“Going back to work?”

As if we stopped working in the interim.  As if carrying, growing, birthing, nursing, and raising a child are not work.  (Someone told me that the process of gestation and childbirth is equivalent, in terms of energy expended, to climbing Mount Everest.  Someone more reliable told me that the single most energy-intensive activity a mammal can undertake is gestation.  This seems obvious.)

But when you’ve had a professional career and you step away for a different kind of life, people always want to know if you’re going back to work.  By which they really mean one of two things: a) will you get paid again, or will you keep sponging off your husband (who must make a MINT)?, and/or b) will you do something that uses your vast experience and training or will you just keep changing diapers ad infinitum?  I’d be offended by these questions if I weren’t asking them myself.  (Except for the MINT part.  We wish.)  But I kind of want to know, too.  And I REALLY want to know if I’ll be able to go back to work in the ways that make best sense. Those are:

1. With limited hours so there is still time to spend with kids and so we don’t spend my whole paycheck on childcare.  You’d think in a tough economy and a social context where more parents want to parent more, that we’d see an increase in smart, flexible, responsible part-time positions.  No.  Instead, most organizations are forcing more on overworked, underpaid employees in the strange American all-or-nothing principle.  I don’t get it, nor do I like it.  The parents I know could change the world, and the lucky ones get to do it in both ways at once: through paid work AND raising the next generation of citizens and leaders.

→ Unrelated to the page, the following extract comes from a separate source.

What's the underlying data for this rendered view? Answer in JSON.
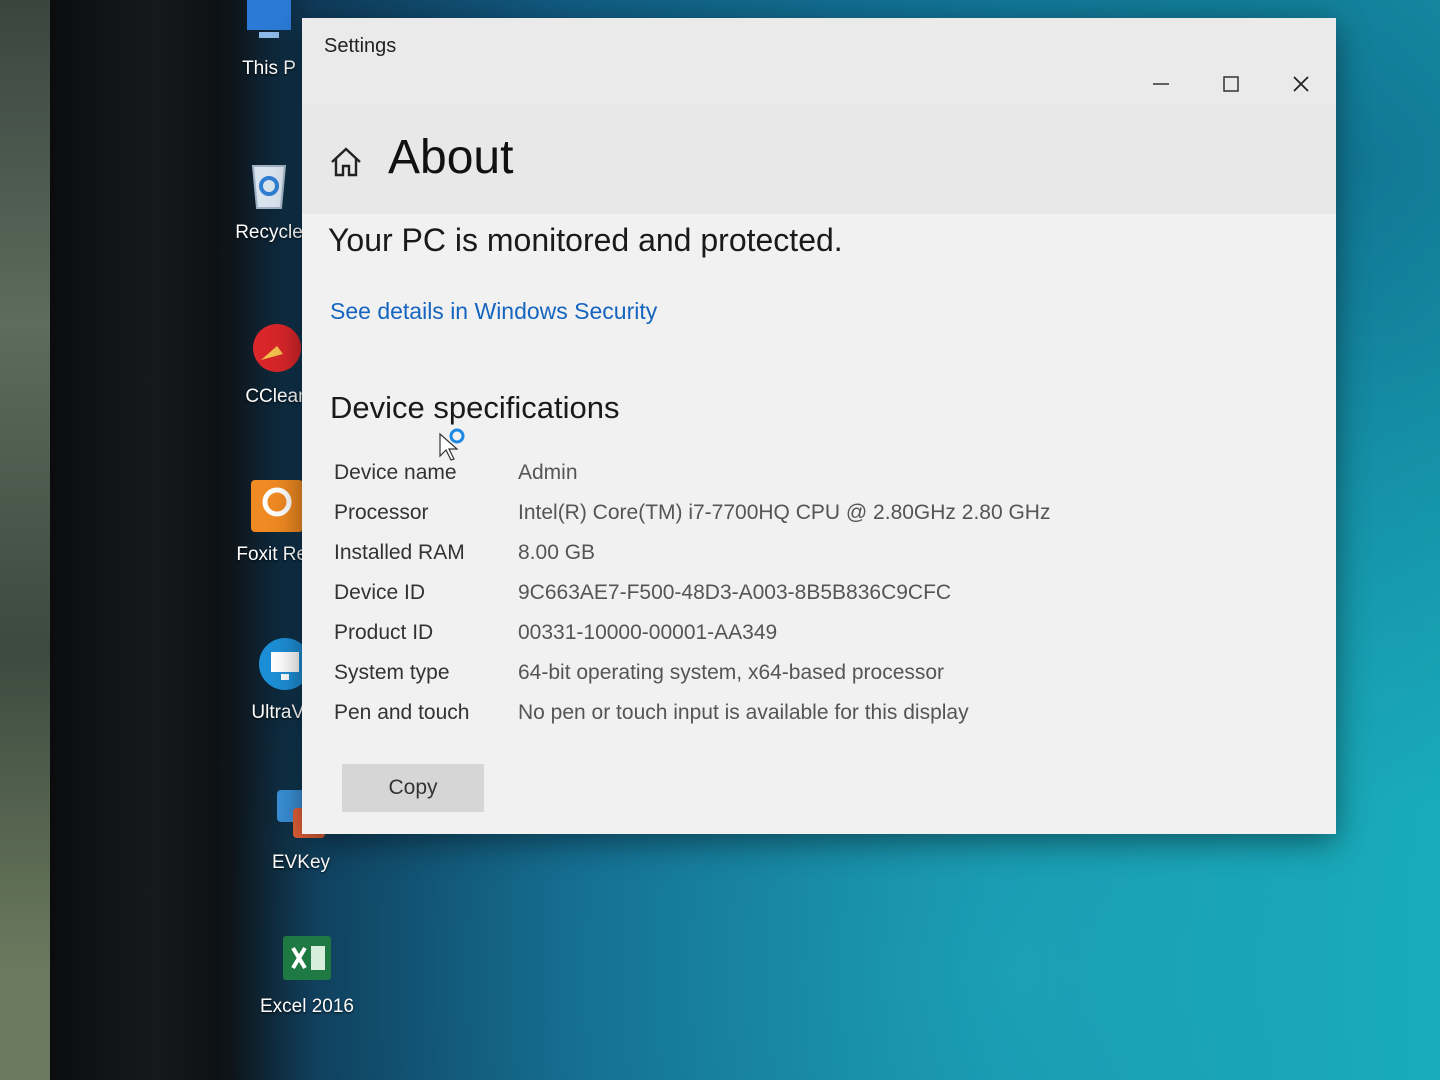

2. With a passion for the field and an excellent match for my distinctive sets of skills and capacities.  Why aren’t there more (decently paying) jobs in the most creative and engaging fields of teaching and social change?  Don’t answer that.  I get it.  I just don’t like it.  Mostly, I can’t help thinking about how much positive change could happen if we actually embraced principles of prevention rather than treatment — if we made sure kids have what they need, and parents too.  If we got people interested in building things early, instead of teaching them to behave like a cog in a wheel or an arm in a factory.  The world is what we make it, friends.  Let’s make it something we want to inhabit.  That takes artists and engineers and organizers and teachers and doctors and environmentalists, and it takes cooperation and negotiation and the crafting of shared hope.

3. With a context and situation that permit and even encourage the recognition that all workers are human and deserving of dignity, flexibility, support, integrity, and engagement.  Being a parent has made me a better human and also, I believe, a better worker and supervisor.  And it has made me less patient with forms of interaction that are counterproductive.  Ask for people’s ideas.  Give them a chance to shine.  Be honest with them.  Encourage them to learn and grow.  Remind them that they’re not just laying brick upon brick, as the old story goes; they’re building a great cathedral.

This is all to say: I’m hopeful.  I’m hopeful that I can find ways to sustain us in the long haul, whether through writing or teaching or foundation work or crafting or consulting.  And for now, I’ve got a job I love with two tiny colleagues and one great big one and a shared vision of fun, love, and creativity.  Can’t beat that with a stick.